The term sustainability is being used quite a lot these days in relation to the environment. Certainly, practicing sustainable agriculture is one area that can have a major, long-term impact on the environment; farming the land in order to minimize environmental impact will help to ensure that farming can continue into future generations.
At Manatawny Creek Winery, we are attempting to practice sustainable agriculture as much as possible. Instead of chemical fertilizers, we are solely fertilizing our vines with compost made from horse manure at our local horse farms and from grape skins, seeds and stems leftover from processing our grapes. Composting is an amazing way not only to add nutrients to the soil for the vines to use, but also to increase the level of beneficial microorganisms and the organic matter in the soil.
East coast viticulture is challenging compared to West coast viticulture in that, due to rainfall and humidity, we have many types of fungi to combat in the vineyard. Fortunately, less dangerous and more environmentally sound materials are being researched and developed all the time. For example, natural phosphorous acid products can now be used to fight downy mildew instead of more harsh compounds. We use pheromone ties and an insect growth regulator to interrupt mating of the grape berry moth, a severe pest, instead of conventional insecticides. Better canopy management practices, like opening up the fruiting zone, are being employed to increase air movement and decrease use of pesticides.
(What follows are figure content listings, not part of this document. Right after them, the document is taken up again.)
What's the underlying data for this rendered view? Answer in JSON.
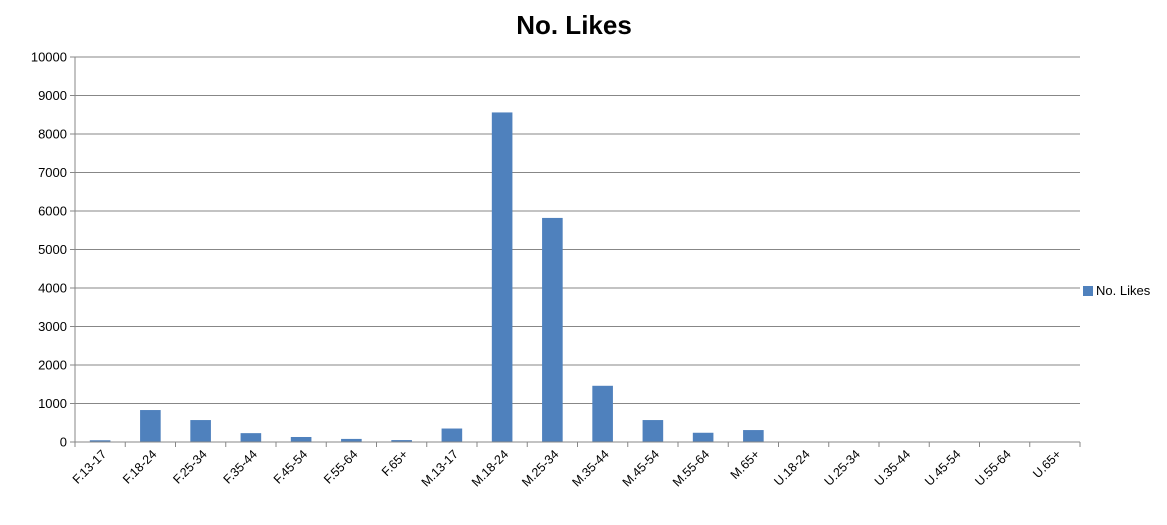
{
  "chart_data": {
    "type": "bar",
    "title": "No. Likes",
    "xlabel": "",
    "ylabel": "",
    "ylim": [
      0,
      10000
    ],
    "yticks": [
      0,
      1000,
      2000,
      3000,
      4000,
      5000,
      6000,
      7000,
      8000,
      9000,
      10000
    ],
    "grid": true,
    "legend_position": "right",
    "categories": [
      "F.13-17",
      "F.18-24",
      "F.25-34",
      "F.35-44",
      "F.45-54",
      "F.55-64",
      "F.65+",
      "M.13-17",
      "M.18-24",
      "M.25-34",
      "M.35-44",
      "M.45-54",
      "M.55-64",
      "M.65+",
      "U.18-24",
      "U.25-34",
      "U.35-44",
      "U.45-54",
      "U.55-64",
      "U.65+"
    ],
    "series": [
      {
        "name": "No. Likes",
        "color": "#4f81bd",
        "values": [
          45,
          830,
          570,
          230,
          130,
          80,
          50,
          350,
          8560,
          5820,
          1460,
          570,
          240,
          310,
          0,
          0,
          0,
          0,
          0,
          0
        ]
      }
    ]
  },
  "colors": {
    "bar": "#4f81bd",
    "grid": "#878787",
    "axis": "#878787",
    "background": "#ffffff"
  }
}
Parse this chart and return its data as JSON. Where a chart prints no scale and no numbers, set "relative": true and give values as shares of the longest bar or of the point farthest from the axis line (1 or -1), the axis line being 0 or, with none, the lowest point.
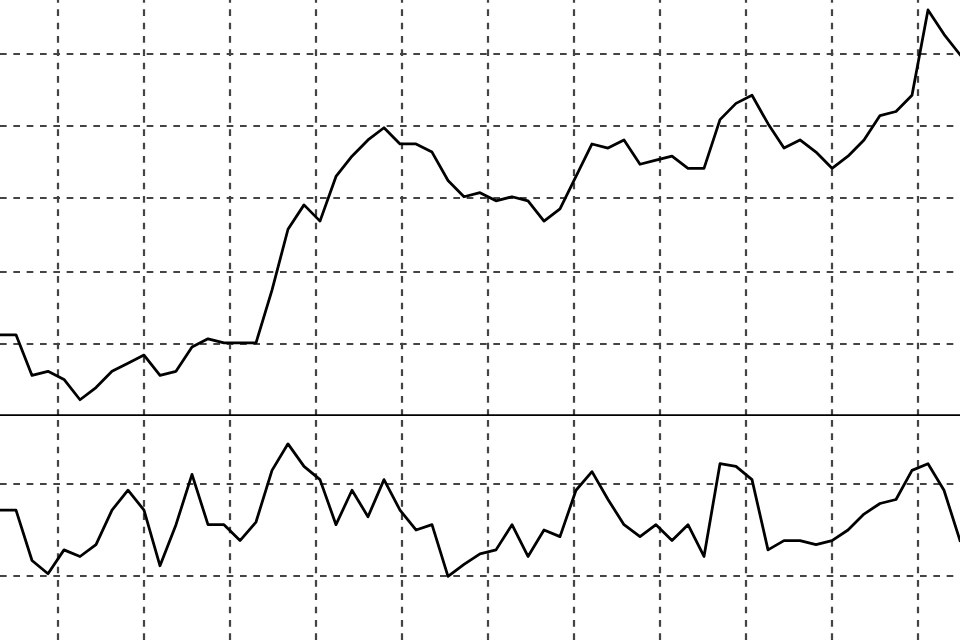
{
  "chart_data": [
    {
      "type": "line",
      "relative": true,
      "grid": true,
      "categories": [
        null,
        null,
        null,
        null,
        null,
        null,
        null,
        null,
        null,
        null,
        null,
        null,
        null,
        null,
        null,
        null,
        null,
        null,
        null,
        null,
        null,
        null,
        null,
        null,
        null,
        null,
        null,
        null,
        null,
        null,
        null,
        null,
        null,
        null,
        null,
        null,
        null,
        null,
        null,
        null,
        null,
        null,
        null,
        null,
        null,
        null,
        null,
        null,
        null,
        null,
        null,
        null,
        null,
        null,
        null,
        null,
        null,
        null,
        null,
        null,
        null
      ],
      "series": [
        {
          "color": "#000000",
          "values": [
            0.2,
            0.2,
            0.1,
            0.11,
            0.09,
            0.04,
            0.07,
            0.11,
            0.13,
            0.15,
            0.1,
            0.11,
            0.17,
            0.19,
            0.18,
            0.18,
            0.18,
            0.31,
            0.46,
            0.52,
            0.48,
            0.59,
            0.64,
            0.68,
            0.71,
            0.67,
            0.67,
            0.65,
            0.58,
            0.54,
            0.55,
            0.53,
            0.54,
            0.53,
            0.48,
            0.51,
            0.59,
            0.67,
            0.66,
            0.68,
            0.62,
            0.63,
            0.64,
            0.61,
            0.61,
            0.73,
            0.77,
            0.79,
            0.72,
            0.66,
            0.68,
            0.65,
            0.61,
            0.64,
            0.68,
            0.74,
            0.75,
            0.79,
            1,
            0.94,
            0.89
          ]
        }
      ]
    },
    {
      "type": "line",
      "relative": true,
      "grid": true,
      "categories": [
        null,
        null,
        null,
        null,
        null,
        null,
        null,
        null,
        null,
        null,
        null,
        null,
        null,
        null,
        null,
        null,
        null,
        null,
        null,
        null,
        null,
        null,
        null,
        null,
        null,
        null,
        null,
        null,
        null,
        null,
        null,
        null,
        null,
        null,
        null,
        null,
        null,
        null,
        null,
        null,
        null,
        null,
        null,
        null,
        null,
        null,
        null,
        null,
        null,
        null,
        null,
        null,
        null,
        null,
        null,
        null,
        null,
        null,
        null,
        null,
        null
      ],
      "series": [
        {
          "color": "#000000",
          "values": [
            0.5,
            0.5,
            0.12,
            0.02,
            0.2,
            0.15,
            0.24,
            0.5,
            0.65,
            0.5,
            0.08,
            0.39,
            0.77,
            0.39,
            0.39,
            0.27,
            0.41,
            0.8,
            1,
            0.83,
            0.73,
            0.39,
            0.65,
            0.45,
            0.73,
            0.5,
            0.35,
            0.39,
            0,
            0.09,
            0.17,
            0.2,
            0.39,
            0.15,
            0.35,
            0.3,
            0.65,
            0.79,
            0.58,
            0.39,
            0.3,
            0.39,
            0.27,
            0.39,
            0.15,
            0.85,
            0.83,
            0.73,
            0.2,
            0.27,
            0.27,
            0.24,
            0.27,
            0.35,
            0.47,
            0.55,
            0.58,
            0.8,
            0.85,
            0.65,
            0.27
          ]
        }
      ]
    }
  ]
}
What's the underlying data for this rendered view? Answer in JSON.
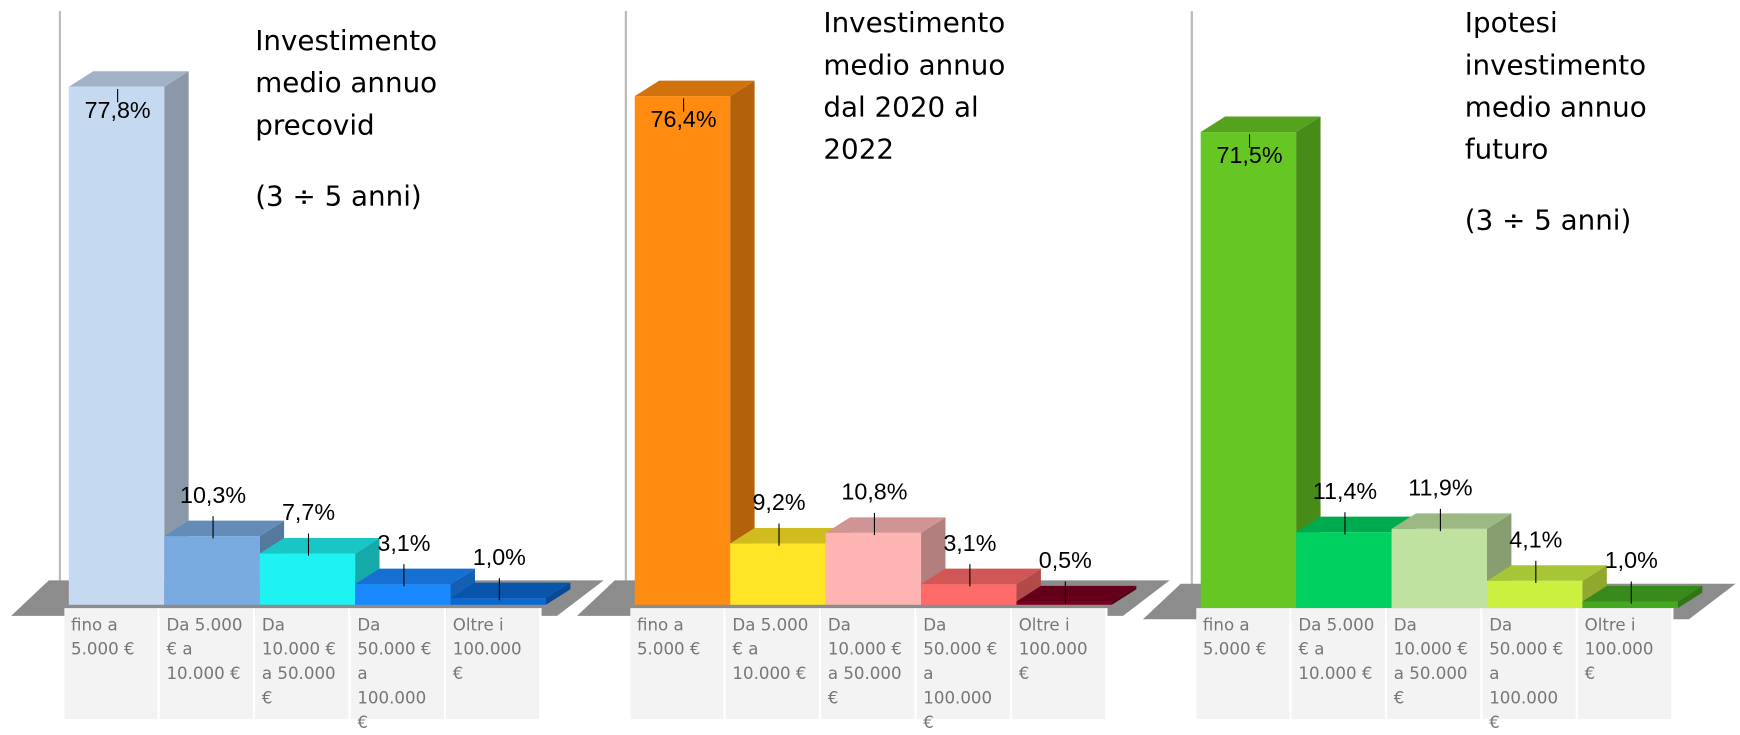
{
  "chart_data": [
    {
      "type": "bar3d",
      "title": "Investimento medio annuo precovid",
      "subtitle": "(3 ÷ 5 anni)",
      "categories": [
        "fino a 5.000 €",
        "Da 5.000 € a 10.000 €",
        "Da 10.000 € a 50.000 €",
        "Da 50.000 € a 100.000 €",
        "Oltre i 100.000 €"
      ],
      "values": [
        77.8,
        10.3,
        7.7,
        3.1,
        1.0
      ],
      "value_labels": [
        "77,8%",
        "10,3%",
        "7,7%",
        "3,1%",
        "1,0%"
      ],
      "colors": [
        "#c5d9f1",
        "#7aabe0",
        "#1ef2f2",
        "#1a88ff",
        "#0a68d0"
      ]
    },
    {
      "type": "bar3d",
      "title": "Investimento medio annuo dal 2020 al 2022",
      "categories": [
        "fino a 5.000 €",
        "Da 5.000 € a 10.000 €",
        "Da 10.000 € a 50.000 €",
        "Da 50.000 € a 100.000 €",
        "Oltre i 100.000 €"
      ],
      "values": [
        76.4,
        9.2,
        10.8,
        3.1,
        0.5
      ],
      "value_labels": [
        "76,4%",
        "9,2%",
        "10,8%",
        "3,1%",
        "0,5%"
      ],
      "colors": [
        "#ff8c10",
        "#ffe526",
        "#ffb4b4",
        "#ff6a6a",
        "#7a0020"
      ]
    },
    {
      "type": "bar3d",
      "title": "Ipotesi investimento medio annuo futuro",
      "subtitle": "(3 ÷ 5 anni)",
      "categories": [
        "fino a 5.000 €",
        "Da 5.000 € a 10.000 €",
        "Da 10.000 € a 50.000 €",
        "Da 50.000 € a 100.000 €",
        "Oltre i 100.000 €"
      ],
      "values": [
        71.5,
        11.4,
        11.9,
        4.1,
        1.0
      ],
      "value_labels": [
        "71,5%",
        "11,4%",
        "11,9%",
        "4,1%",
        "1,0%"
      ],
      "colors": [
        "#66c624",
        "#00d060",
        "#c0e2a0",
        "#ccf040",
        "#44a820"
      ]
    }
  ]
}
Weed growth in the vineyard, particularly underneath the vines, is always an issue. We have stopped using pre-emergent herbicides which can remain in the environment for long periods of time and are using only post-emergent herbicides which break down quickly. We are currently experimenting with various techniques to try and eliminate herbicides altogether.
We still have much work to do, but feel like we are headed in the right direction in our sustainable vineyard management practices.